In diesem Fall muss der mutmaßliche Vertreter ohne Vertretungsmacht den Beweis der Vertretungsmacht erbringen.
3. Vermutungen
Daneben gibt es noch die gesetzlichen Vermutungen. Der Unterschied zwischen den ausdrücklichen Beweislastregelungen und den Vermutungen besteht darin, dass die Vermutungsbasis, der Tatbestand der Vermutung, verwirklicht sein muss.
Beispiel Erwerb der Briefhypothek § 1117 Abs. 3 BGB:
Ist der Gläubiger im Besitz des Briefes, so wird vermutet, dass die Übergabe erfolgt sei.

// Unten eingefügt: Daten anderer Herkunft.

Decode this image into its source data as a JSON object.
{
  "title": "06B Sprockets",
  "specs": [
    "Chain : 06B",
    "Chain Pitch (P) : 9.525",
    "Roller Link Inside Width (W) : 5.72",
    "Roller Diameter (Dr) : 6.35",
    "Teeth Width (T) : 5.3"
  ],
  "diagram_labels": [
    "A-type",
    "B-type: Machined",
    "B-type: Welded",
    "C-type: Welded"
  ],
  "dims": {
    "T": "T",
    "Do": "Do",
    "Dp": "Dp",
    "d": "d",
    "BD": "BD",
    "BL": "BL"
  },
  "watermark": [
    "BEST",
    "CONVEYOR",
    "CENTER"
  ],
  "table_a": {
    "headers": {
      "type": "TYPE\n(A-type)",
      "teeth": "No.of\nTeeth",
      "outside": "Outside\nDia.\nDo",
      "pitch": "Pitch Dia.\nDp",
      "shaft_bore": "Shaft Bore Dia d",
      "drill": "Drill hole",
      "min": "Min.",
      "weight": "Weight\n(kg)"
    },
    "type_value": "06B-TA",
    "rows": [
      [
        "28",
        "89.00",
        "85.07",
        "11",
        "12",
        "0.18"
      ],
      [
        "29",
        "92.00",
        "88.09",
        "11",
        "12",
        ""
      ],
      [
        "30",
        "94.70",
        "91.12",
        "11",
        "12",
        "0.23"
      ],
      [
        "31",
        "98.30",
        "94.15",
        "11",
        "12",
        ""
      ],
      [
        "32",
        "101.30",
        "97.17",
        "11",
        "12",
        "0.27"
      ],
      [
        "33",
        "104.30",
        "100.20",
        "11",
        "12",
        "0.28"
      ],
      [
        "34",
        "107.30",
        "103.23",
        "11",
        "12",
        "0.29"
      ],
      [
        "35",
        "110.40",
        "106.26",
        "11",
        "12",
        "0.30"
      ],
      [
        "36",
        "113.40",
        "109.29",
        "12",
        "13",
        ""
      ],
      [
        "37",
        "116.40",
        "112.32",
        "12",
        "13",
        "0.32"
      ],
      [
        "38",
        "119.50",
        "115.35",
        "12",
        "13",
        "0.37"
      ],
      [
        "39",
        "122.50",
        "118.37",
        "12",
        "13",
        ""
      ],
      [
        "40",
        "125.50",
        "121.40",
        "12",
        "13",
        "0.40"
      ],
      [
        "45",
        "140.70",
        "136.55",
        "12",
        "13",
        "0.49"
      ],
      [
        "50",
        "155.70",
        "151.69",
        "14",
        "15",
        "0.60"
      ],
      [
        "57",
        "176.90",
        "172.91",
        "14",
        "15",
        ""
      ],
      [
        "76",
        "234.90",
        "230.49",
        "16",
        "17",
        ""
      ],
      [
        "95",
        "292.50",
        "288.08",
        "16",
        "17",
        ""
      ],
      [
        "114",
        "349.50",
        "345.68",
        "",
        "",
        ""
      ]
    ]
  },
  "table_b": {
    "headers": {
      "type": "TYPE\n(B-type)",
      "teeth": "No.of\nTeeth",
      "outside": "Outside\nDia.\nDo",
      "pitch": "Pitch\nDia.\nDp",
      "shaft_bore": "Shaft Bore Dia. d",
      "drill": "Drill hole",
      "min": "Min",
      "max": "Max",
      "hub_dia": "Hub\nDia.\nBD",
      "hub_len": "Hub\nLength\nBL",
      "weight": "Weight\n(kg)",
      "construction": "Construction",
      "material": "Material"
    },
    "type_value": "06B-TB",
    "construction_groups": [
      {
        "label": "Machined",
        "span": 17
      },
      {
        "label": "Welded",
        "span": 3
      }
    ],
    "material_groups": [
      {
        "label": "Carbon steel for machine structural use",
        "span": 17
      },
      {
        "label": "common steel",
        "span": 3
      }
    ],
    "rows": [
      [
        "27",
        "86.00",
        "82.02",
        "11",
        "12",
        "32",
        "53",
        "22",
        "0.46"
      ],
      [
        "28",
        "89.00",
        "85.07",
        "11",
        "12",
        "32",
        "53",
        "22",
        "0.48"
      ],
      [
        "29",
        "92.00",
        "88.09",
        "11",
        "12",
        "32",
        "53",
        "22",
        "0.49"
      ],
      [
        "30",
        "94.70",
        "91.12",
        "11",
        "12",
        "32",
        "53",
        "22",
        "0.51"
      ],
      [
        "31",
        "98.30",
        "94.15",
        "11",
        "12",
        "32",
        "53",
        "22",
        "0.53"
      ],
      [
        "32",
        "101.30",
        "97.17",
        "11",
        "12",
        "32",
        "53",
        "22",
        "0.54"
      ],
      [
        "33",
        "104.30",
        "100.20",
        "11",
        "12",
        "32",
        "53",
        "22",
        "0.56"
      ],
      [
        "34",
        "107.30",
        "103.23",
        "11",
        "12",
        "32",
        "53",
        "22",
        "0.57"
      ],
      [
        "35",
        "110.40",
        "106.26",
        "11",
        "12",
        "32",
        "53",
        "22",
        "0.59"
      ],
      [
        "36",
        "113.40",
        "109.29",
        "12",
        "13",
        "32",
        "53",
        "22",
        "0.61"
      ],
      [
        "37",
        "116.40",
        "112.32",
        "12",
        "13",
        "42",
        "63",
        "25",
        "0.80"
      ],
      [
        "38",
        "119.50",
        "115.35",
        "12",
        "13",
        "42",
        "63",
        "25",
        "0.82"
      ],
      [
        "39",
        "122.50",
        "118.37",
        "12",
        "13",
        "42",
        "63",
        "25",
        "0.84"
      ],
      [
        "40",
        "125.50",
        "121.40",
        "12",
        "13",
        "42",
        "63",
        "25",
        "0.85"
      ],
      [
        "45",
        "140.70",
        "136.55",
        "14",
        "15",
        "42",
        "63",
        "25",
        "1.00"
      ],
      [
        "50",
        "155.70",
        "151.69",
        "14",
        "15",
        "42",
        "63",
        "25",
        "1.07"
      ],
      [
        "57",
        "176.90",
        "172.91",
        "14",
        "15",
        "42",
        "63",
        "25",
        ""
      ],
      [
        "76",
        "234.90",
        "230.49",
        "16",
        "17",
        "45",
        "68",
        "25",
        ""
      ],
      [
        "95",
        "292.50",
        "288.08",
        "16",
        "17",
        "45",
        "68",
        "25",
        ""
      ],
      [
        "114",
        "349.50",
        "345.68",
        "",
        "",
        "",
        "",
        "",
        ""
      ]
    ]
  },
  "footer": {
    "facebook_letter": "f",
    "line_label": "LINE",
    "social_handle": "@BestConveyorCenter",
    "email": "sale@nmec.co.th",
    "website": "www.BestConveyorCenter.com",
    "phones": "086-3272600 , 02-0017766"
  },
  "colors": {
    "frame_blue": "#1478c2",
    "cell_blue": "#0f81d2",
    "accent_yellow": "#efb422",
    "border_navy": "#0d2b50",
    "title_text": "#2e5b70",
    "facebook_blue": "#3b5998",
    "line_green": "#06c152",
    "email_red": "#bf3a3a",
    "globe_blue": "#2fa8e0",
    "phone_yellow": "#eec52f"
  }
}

Hier ist der Besitz des Briefes die Vermutungsbasis. Ist der Gläubiger im Besitz des Briefes, greift die Vermutung. Lässt sich im Prozess die Übergabe des Briefes für den Gläubiger nicht beweisen, müsste nach der Grundregel der Beweislast davon auszugehen sein, dass der Brief nicht übergeben wurde. Ist er allerdings im Besitz des Briefes wird ein positives Beweisergebnis angenommen.
Quellen
- Musielak, Hans-Joachim/ Voit, Wolfgang: Grundkurs ZPO, 12. Auflage 2014.
- Knöringer, Dieter: Die Assessorklausur im Zivilprozess, 15. Auflage 2014.
- Schneider, Egon: Beweis und Beweiswürdigung, 5. Auflage 1994.